Markelle Harden, Digital Strategist at Knowmad Digital Marketing
10. Ensure users can access every part of your website
Ever since I started user testing, I've found that sub-navigation systems can give people more control in sub-areas of a website. People can get where they need to go more easily if there's a separate menu or set of options that direct someone – whether it's on a sidebar or under the title of a page. This way the sub-menu sticks out more and can be totally custom and prominent within only the pages of a site where it makes sense.
Tim Brown, CEO of Hook Agency
11. Be sure to focus on load speeds
An often overlooked and low hanging fruit UX improvement is surrounding your website load times. Luckily Google has a great tool called PageSpeed Insights. It analyzes your website on desktop and mobile to find performance bottlenecks and improvement suggestions. The less time a user has to wait to see your site, the better.
Although PageSpeed Insights is a great start, there are some less obvious things that you can do to improve page speed:
Reduce unnecessary copy
Saying the same thing over again isn't compelling. Every section has a purpose while still staying relevant to the focus of the landing page.
Compress SVGs
Using tools like SVGOMG, we were able to reduce our SVG file sizes by up to 80%, which lowers network costs and page load times.
Reduce unnecessary raster images
Sometimes you can achieve the same graphics by using SVGs or code, as opposed to using raster formats such as PNGs or JPEGs.
Marc Laventure, Product Manager for Namecheap Labs
12. Don’t leave out accessibility
Integrating tools that are designed to improve the accessibility of your website for people with disabilities and special user needs is important in order to be inclusive. However, this not only helps to open up your website to people who might otherwise struggle to use it, but such tools can also help a broad range of other people too, improving the overall user experience.
For instance, accessibility tools that enable people to control text size and font, to have a screen reader turn text into speech, to describe an image in text format, or to provide a simplified view of the page’s content have obvious applications for people with disabilities.
But they’ll also benefit a wide range of other people in a range of situational contexts too.

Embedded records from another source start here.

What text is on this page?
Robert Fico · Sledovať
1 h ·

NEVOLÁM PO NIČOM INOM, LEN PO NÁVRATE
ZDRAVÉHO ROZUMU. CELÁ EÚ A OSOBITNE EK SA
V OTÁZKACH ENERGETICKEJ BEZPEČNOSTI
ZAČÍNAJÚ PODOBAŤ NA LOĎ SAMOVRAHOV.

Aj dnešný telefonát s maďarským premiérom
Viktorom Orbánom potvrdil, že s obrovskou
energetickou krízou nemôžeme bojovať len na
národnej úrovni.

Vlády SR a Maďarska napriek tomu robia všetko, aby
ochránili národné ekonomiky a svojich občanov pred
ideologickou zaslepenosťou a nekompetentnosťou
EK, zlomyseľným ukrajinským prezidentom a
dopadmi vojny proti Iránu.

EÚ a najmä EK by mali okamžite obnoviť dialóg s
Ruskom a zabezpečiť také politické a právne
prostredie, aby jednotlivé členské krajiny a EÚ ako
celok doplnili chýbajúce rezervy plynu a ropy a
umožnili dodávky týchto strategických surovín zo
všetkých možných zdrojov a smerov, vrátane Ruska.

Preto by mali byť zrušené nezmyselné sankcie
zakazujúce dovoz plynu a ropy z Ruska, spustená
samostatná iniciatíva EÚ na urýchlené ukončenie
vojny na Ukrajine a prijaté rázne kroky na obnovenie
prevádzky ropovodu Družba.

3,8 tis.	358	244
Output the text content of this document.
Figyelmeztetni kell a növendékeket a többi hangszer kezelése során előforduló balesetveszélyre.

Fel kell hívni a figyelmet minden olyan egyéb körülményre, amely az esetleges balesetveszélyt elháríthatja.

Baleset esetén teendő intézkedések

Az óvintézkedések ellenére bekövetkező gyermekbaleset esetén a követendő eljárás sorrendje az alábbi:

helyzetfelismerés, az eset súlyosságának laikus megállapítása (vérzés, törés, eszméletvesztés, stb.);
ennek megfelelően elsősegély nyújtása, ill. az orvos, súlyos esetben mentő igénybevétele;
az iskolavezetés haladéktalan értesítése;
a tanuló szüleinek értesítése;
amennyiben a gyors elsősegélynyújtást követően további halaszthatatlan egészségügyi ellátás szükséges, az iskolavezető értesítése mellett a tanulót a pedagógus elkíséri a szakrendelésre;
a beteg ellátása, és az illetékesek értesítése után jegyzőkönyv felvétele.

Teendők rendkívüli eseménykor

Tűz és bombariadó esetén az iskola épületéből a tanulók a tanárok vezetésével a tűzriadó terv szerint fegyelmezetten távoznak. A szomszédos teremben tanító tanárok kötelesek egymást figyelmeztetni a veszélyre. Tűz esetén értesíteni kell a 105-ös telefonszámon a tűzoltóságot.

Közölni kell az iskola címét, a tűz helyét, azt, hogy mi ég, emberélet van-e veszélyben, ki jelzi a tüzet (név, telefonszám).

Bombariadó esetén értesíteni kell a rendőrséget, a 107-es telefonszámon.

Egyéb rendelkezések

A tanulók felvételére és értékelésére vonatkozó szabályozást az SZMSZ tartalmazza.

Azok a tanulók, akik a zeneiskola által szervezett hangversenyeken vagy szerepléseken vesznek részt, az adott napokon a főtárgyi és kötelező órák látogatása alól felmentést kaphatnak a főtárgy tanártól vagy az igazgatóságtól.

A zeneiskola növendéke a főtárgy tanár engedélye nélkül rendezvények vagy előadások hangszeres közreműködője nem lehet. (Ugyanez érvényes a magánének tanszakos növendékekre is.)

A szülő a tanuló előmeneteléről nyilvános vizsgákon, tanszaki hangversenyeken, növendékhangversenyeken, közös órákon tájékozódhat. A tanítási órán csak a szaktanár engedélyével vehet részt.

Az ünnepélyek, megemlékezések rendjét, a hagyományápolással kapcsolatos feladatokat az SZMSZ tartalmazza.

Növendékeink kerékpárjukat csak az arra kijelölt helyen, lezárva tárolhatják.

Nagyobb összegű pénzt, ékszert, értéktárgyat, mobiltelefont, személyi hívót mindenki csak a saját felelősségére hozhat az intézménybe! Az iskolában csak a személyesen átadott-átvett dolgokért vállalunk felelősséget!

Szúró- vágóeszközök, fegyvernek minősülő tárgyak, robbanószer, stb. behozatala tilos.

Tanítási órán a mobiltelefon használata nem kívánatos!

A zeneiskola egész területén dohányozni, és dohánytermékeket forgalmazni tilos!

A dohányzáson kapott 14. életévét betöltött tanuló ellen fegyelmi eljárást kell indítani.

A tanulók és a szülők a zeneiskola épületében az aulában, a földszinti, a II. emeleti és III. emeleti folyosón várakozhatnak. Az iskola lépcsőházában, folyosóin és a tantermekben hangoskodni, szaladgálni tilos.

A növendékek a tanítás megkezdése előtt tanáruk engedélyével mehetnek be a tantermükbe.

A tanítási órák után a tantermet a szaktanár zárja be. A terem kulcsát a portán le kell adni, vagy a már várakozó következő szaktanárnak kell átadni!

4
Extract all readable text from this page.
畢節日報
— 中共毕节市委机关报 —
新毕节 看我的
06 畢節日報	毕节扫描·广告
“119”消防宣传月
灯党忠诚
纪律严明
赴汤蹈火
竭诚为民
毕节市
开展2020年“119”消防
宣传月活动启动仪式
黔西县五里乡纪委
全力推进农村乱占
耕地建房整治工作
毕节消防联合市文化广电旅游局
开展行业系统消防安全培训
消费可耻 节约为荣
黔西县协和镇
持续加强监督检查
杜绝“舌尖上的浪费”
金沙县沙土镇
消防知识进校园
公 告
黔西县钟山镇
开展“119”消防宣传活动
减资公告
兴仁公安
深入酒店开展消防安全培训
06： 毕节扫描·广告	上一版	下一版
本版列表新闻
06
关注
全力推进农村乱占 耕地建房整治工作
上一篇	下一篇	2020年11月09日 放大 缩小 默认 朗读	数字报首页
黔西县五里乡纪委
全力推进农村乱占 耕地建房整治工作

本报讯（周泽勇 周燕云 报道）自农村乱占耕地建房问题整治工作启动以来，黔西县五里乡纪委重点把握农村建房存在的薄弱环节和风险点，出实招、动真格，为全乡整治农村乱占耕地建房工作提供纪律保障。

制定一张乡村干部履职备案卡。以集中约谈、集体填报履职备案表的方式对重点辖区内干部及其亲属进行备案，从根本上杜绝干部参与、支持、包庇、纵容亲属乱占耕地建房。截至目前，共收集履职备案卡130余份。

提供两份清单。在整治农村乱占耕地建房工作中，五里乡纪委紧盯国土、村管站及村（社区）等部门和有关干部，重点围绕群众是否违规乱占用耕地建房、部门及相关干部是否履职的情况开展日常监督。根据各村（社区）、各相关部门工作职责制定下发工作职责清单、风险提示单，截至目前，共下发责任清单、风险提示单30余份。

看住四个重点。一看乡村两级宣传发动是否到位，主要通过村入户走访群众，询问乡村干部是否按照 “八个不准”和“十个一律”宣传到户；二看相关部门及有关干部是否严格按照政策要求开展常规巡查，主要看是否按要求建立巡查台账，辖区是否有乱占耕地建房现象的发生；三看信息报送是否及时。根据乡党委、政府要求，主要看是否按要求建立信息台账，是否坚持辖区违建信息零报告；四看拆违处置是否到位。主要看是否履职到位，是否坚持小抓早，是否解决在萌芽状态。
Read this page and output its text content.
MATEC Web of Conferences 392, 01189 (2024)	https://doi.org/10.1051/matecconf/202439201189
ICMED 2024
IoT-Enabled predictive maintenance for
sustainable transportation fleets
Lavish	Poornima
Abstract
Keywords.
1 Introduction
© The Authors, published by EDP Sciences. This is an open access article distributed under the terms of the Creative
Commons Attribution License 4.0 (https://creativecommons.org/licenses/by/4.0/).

For instance, someone who has mislaid their glasses, someone trying to view a screen in bright light, people with temporary functional difficulties like a sprained wrist, and even those struggling to load pages due to a slow internet connection can benefit from tools initially designed to increase accessibility. This means that integrating them improves the overall user experience of your site, and provides superior controllability for each individual end user.
Paul Jardine, Senior Web Designer at English Blinds
13. Look at content aesthetics
Nowadays, content is king so, from the many tips and techniques to improve user experience and website usability that I know, I'm going to focus on two content-related tips:
Contrast
Assuring the correct level of contrast in your website content is crucial. It would help if you made your texts easy to scan, so design your backgrounds in accordance and use the correct color palettes. Pay special attention to titles, headers, and navigation sections as they are getting the main focus from users during those first few seconds.
Text spacing
This sometimes underrated property strongly affects legibility. Don't give your readers a hard time going through your content. The ideal line spacing is about 140%-170% of the font size, which should be at least 16pt. Test your content and adjust your spacing to make sure your website is pleasant enough to read.